Porém, este tipo está no Brasil. E é professor de lingüística e de
português.
A
teoria lingüística dos discípulos de Marcos Bagno ensinada em
faculdades e escolas, na prática, não consegue construir uma nova
língua. Ela prejudica a língua existente. Deseduca o povo e pode
arruinar qualquer fundamento de norma escrita e falada. Quando o
português começou a existir, com toda a sua vulgaridade, nunca abandonou
suas raízes gramaticais e semânticas gregas e latinas. Não abandonou
nem mesmo o alfabeto latino. Felizmente não havia Marcos Bagno na Idade
Média!
Certos
lingüistas querem apagar o passado do nosso idioma na memória do povo,
tal como Pol Pot tentou riscar do mapa a história do Camboja. Criam uma
geração de analfabetos funcionais, presos aos seus estreitos nichos
lingüísticos, incapazes que são de compreenderem a sua língua na sua
maior expressividade, complexidade e riqueza. Quem se prende à linguagem
do baile funk ou da novela da Globo nunca alcançará Camões ou Machado
de Assis. Não terá capacidade para isso. Será sempre o homenzinho
vulgar, com sua expressão primitiva, ilógica. Na pior das hipóteses,
nunca saíra da miséria cultural e social. Seu nível de português não
serve para o mercado de trabalho, para as exigências profissionais mais
especializadas ou para a universidade.
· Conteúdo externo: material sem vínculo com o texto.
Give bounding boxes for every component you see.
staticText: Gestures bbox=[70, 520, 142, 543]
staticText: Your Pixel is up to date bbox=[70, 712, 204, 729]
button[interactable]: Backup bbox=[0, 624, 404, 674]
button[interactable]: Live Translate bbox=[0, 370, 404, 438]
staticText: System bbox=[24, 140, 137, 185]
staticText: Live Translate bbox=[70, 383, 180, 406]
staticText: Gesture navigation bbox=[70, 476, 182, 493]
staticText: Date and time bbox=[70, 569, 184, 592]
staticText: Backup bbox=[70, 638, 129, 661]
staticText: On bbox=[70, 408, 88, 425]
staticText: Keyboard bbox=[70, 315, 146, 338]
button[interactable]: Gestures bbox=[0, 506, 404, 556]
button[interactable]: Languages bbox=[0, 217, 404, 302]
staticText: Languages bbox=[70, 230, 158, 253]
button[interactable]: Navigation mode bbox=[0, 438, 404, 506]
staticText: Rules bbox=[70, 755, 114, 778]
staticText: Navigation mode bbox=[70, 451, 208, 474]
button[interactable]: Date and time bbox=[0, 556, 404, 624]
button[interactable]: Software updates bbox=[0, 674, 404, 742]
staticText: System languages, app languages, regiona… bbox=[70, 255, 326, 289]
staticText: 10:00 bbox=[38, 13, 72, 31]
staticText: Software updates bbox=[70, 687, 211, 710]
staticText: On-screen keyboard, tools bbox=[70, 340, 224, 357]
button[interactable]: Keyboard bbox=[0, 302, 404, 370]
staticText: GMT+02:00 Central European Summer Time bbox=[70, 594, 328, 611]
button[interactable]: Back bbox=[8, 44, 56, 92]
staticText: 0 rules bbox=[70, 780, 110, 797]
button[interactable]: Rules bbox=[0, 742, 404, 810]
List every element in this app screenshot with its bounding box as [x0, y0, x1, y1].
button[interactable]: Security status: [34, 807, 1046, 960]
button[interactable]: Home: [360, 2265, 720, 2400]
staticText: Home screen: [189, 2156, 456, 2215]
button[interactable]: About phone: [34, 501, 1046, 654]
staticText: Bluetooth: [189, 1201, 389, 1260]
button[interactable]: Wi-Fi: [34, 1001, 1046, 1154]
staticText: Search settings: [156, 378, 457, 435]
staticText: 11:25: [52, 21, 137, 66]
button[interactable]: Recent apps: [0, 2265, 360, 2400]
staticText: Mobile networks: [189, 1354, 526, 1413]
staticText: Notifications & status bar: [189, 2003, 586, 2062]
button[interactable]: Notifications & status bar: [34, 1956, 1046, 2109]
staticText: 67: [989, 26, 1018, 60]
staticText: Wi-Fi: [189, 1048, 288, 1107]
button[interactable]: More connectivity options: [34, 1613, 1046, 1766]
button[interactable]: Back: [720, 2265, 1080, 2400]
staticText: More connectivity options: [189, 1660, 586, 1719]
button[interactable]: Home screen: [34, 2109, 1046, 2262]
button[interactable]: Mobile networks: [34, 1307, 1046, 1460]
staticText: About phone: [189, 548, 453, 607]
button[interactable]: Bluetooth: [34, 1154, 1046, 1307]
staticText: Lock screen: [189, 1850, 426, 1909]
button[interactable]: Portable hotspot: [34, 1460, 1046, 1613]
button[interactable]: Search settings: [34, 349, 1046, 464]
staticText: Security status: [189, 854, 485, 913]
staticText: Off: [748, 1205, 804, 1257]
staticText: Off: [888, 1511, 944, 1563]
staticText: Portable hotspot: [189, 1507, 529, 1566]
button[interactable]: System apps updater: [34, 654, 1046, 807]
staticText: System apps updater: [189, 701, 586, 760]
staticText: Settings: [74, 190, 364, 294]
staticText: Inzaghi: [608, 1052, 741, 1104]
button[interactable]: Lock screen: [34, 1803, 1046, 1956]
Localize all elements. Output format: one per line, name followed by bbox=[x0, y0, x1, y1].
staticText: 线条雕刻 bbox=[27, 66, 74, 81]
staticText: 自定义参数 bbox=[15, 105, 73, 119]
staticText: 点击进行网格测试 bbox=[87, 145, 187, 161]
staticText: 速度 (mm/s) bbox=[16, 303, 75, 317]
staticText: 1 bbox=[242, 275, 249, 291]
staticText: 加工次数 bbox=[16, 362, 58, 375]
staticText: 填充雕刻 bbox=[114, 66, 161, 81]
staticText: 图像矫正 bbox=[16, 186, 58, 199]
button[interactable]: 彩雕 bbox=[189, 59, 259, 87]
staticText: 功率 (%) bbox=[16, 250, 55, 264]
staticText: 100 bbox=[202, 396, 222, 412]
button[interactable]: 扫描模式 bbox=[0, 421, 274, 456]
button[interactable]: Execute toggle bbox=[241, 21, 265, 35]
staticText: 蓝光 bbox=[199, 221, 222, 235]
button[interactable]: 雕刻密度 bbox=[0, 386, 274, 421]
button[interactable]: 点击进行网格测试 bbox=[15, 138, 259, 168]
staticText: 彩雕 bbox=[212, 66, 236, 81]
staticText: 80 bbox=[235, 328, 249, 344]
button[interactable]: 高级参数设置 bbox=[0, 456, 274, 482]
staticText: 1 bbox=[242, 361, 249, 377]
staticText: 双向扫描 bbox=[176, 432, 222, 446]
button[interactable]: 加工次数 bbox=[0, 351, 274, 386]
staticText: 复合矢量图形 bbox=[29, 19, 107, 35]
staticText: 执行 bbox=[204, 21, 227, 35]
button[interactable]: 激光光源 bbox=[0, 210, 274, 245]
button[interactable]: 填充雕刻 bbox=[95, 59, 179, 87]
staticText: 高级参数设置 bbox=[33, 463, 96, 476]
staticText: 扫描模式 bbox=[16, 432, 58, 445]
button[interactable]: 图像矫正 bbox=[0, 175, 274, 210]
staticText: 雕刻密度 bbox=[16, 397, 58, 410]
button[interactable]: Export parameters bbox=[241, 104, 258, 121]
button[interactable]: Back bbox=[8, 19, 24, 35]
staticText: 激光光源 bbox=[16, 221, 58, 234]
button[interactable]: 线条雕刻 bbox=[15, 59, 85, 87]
A não ser, claro, que seja um mau
profissional ou que estude numa faculdade de fundo de garagem.
O
produto claro do ensino de lingüística no Brasil é óbvio demais: 38% de
alunos universitários são analfabetos funcionais. Indivíduos que não
dominam as construções gramaticais elementares do idioma. Não escrevem
de forma coerente. Não conseguem ler livros. Não conseguem se expressar
com objetividade ou clareza. O estrago todo é muito feio. O Brasil está
abandonando a última flor de Lácio inculta e bela, para a linguagem da
Idade da Pedra.
Eu
não entendo nada de lingüística. Mas entendo razoavelmente a língua
portuguesa, ainda que cometa alguns deslizes. Do jeito que os lingüistas
estão falando tanta baboseira, é melhor não aprender nada sobre o
assunto. Senão, desaprendo o português.